Speed Tests USB NXP RT1020 using CDC_VCOM_LITE and custom Windows program LogDue (30/11/2019)
I have modified the NXP example (usb_device_cdc_vcom_lite) for the RT1020 to test the USB throughput available using a virtual serial port (cdc_vcom). No driver is required under Windows 10 as the device enumerates as a serial port. The RT1020 transmits varying buffer sizes, using a bulk endpoint send routine. On the Windows side The program LogDue (excuse the name) opens the serial port and reads the transmitted data, displaying the throughput in bytes/s. You need to compile the program with the correct com port for your device in the main routine. Adjust to suit.
I varied the DATA_BUFF_SIZE in Virtual_Com.h for the RT1020 and recorded the results below. I didn't realise that getting such througput for an embedded microprocessor USB could be that easy. The only modifications I made to the code are in the included: Virtual_Com.c and Virtual_Com.h. I hope you find this useful.
DATA_BUFF_SIZE is in Virtual_Com.h of the RT1020 program
1. DATA_BUFF_SIZE = 256, 5MBytes/s
2. DATA_BUFF_SIZE = 512, 10MBytes/s
3. DATA_BUFF_SIZE = 1024,16MBytes/s
4. DATA_BUFF_SIZE = 2048,26MBytes/s
With the LPC4370(LPC Link2 board) and the example: usbd_rom_libusb, and using ZaDig.exe to install the libusbk driver I was able to get 21MBytes/sec throughput. It involved downloading the Libusbk source code and compiling the application: kbench, in Visual studio. It was very straight forward, the only issue was installing the correct libusbk driver.
Thanks for your interest. I hope it is useful.

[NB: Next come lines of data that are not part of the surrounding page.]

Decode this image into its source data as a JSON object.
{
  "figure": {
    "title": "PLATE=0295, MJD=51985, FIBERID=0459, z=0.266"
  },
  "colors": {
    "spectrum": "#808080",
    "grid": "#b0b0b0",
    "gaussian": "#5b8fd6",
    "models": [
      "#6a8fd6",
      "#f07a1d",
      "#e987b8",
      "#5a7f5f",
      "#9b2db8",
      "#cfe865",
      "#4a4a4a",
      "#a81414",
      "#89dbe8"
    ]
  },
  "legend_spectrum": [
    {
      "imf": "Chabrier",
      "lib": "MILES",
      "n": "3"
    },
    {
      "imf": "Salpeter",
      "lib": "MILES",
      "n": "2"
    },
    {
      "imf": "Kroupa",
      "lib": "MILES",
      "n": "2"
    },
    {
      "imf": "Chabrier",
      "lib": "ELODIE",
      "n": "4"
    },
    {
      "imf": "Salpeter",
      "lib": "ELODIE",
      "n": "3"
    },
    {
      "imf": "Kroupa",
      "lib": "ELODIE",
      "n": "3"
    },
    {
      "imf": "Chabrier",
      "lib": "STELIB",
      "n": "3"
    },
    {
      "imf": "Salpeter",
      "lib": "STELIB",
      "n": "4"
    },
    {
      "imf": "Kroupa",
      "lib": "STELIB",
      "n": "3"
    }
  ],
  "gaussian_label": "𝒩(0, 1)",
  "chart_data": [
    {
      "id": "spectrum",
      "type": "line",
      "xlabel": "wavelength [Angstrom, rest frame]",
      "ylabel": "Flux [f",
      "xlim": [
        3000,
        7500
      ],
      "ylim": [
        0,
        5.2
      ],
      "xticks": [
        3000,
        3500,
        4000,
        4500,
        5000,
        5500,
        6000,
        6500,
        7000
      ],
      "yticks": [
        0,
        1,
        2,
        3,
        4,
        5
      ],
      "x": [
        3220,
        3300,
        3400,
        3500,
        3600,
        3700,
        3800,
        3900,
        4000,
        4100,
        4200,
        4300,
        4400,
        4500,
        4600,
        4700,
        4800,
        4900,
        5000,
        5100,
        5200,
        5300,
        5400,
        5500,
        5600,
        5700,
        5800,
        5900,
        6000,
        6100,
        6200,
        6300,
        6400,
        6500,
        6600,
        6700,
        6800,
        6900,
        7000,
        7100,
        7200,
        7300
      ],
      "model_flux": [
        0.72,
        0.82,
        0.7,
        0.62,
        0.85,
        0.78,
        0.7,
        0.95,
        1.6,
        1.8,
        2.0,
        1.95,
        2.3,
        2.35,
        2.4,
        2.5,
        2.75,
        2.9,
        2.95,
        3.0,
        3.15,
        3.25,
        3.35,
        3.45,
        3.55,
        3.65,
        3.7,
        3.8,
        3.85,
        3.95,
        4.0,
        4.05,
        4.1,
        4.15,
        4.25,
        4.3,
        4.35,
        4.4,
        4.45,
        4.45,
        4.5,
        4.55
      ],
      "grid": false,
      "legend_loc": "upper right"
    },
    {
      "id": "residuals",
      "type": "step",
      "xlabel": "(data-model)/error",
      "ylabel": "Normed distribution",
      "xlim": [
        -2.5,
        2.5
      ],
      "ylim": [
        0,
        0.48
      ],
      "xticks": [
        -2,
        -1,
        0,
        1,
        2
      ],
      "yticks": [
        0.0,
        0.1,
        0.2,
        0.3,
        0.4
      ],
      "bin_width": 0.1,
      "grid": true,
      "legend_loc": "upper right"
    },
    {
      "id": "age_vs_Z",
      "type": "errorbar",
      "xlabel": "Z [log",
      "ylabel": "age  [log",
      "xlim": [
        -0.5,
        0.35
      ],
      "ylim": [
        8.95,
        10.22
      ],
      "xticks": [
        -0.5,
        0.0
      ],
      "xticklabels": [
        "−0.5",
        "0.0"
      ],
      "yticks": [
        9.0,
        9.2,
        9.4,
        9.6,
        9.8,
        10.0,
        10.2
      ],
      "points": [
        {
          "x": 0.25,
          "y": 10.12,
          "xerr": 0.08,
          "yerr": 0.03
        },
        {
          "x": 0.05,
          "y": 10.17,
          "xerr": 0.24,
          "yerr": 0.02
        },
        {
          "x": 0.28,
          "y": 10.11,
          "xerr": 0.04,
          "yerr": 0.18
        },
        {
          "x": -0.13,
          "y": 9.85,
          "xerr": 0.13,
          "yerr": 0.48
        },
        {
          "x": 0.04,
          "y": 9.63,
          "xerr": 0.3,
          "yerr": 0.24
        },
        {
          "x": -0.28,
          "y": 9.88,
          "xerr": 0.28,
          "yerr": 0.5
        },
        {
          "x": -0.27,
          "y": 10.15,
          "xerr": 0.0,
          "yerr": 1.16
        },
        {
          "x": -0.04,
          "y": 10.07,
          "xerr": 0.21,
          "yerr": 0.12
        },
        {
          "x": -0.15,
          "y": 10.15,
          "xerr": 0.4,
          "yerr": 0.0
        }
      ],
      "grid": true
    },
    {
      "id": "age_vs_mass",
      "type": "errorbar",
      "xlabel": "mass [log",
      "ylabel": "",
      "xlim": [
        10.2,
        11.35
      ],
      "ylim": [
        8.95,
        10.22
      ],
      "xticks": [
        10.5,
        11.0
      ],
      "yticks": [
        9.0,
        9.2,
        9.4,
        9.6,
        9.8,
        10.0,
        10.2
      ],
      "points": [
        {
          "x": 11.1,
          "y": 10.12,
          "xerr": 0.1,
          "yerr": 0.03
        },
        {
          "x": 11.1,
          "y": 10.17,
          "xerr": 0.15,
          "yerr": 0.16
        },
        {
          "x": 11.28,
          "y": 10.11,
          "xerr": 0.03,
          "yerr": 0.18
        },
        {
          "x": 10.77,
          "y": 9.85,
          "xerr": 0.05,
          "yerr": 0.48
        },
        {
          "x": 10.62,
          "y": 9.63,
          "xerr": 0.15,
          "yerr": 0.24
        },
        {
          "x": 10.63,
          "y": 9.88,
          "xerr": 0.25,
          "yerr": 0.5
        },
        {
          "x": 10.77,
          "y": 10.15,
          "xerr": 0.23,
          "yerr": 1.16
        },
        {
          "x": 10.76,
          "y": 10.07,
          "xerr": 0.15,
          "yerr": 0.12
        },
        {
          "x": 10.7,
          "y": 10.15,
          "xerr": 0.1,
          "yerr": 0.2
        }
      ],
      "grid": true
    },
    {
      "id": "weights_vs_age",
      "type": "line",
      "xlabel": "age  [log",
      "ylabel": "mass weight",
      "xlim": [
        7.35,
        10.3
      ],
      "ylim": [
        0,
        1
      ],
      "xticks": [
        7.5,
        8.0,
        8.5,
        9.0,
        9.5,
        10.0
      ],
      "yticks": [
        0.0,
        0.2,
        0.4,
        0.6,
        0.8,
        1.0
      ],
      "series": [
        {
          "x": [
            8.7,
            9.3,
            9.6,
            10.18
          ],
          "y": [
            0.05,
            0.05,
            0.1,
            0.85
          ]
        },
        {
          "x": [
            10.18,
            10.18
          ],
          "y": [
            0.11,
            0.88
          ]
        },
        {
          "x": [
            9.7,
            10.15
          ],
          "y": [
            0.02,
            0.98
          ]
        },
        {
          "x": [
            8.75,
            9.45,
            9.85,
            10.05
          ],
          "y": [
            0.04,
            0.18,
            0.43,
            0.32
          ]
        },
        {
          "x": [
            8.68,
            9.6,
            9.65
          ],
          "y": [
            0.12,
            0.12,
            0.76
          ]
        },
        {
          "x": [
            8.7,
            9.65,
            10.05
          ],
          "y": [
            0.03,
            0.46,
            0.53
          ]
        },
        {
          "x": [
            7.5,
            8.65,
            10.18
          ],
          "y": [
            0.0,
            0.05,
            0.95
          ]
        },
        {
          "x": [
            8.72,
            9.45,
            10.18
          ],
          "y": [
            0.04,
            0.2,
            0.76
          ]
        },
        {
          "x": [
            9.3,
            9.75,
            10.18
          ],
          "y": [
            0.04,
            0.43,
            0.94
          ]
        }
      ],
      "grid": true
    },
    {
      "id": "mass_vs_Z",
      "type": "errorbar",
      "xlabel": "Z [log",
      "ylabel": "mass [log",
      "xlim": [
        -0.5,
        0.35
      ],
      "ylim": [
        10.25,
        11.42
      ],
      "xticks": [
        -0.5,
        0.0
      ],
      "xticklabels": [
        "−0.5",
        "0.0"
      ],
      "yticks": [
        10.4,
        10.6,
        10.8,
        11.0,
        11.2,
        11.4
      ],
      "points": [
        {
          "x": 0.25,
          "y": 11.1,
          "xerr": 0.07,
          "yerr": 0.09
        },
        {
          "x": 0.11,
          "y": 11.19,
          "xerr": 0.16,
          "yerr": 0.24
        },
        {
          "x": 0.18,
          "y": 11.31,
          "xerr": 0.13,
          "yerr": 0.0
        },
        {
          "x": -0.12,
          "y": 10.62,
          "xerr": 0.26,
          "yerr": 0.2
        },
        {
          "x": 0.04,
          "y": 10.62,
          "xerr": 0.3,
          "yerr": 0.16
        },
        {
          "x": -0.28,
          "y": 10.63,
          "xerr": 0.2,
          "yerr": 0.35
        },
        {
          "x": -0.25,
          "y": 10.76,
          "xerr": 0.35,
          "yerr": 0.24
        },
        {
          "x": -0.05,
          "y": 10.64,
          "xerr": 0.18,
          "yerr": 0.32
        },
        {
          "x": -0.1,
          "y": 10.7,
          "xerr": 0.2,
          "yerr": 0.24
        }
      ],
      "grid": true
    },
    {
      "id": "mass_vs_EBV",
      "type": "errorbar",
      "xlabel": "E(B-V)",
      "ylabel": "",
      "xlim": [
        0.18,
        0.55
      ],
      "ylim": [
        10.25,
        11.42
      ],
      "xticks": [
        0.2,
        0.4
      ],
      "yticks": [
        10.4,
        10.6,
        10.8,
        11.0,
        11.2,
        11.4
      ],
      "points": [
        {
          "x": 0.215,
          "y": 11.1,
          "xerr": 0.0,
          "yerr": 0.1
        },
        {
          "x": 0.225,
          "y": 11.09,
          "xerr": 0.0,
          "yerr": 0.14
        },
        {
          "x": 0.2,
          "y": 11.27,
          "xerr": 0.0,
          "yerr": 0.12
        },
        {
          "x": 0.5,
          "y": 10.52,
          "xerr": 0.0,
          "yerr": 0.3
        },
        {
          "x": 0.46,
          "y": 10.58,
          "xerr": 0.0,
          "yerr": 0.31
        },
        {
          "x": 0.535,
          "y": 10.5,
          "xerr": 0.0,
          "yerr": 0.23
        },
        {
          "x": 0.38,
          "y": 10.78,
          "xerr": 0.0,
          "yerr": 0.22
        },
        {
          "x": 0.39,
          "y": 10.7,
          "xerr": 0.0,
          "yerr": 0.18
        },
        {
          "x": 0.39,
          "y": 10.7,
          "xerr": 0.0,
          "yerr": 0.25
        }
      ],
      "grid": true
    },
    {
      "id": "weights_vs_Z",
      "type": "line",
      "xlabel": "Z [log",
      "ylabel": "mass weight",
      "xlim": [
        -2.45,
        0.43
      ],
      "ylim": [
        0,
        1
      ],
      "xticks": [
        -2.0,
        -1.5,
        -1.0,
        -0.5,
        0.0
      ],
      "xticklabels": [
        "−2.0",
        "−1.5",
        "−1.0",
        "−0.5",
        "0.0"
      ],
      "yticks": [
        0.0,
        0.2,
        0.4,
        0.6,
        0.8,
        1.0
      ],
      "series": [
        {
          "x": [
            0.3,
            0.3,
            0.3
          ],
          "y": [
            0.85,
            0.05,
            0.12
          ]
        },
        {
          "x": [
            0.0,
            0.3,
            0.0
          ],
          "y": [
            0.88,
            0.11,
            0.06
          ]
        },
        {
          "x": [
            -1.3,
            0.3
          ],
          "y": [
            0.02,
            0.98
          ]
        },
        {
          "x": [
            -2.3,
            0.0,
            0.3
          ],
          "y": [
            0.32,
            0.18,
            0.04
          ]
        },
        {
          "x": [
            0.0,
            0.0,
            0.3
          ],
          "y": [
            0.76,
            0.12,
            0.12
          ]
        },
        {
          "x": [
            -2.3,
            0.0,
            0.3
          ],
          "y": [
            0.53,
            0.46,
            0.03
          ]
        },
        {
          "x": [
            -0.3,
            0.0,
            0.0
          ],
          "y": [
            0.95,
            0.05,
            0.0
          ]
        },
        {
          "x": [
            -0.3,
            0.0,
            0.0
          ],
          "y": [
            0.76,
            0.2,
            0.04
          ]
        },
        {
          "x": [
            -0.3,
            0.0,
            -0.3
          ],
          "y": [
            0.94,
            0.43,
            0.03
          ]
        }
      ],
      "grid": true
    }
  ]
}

I am currently experimenting with the LPC4337 and LPC4370, because I need the fast I/O of these devices. With the RT1020/1010 the response between an interrupt on a GPIO pin to programatically changing an output on a GPIO pin is around 80ns. Max toggling frequency by programatically changing the GPIO state is around 10MHz. A bit slow for what I need, they also don't have the GPDMA of the LPC43xx parts.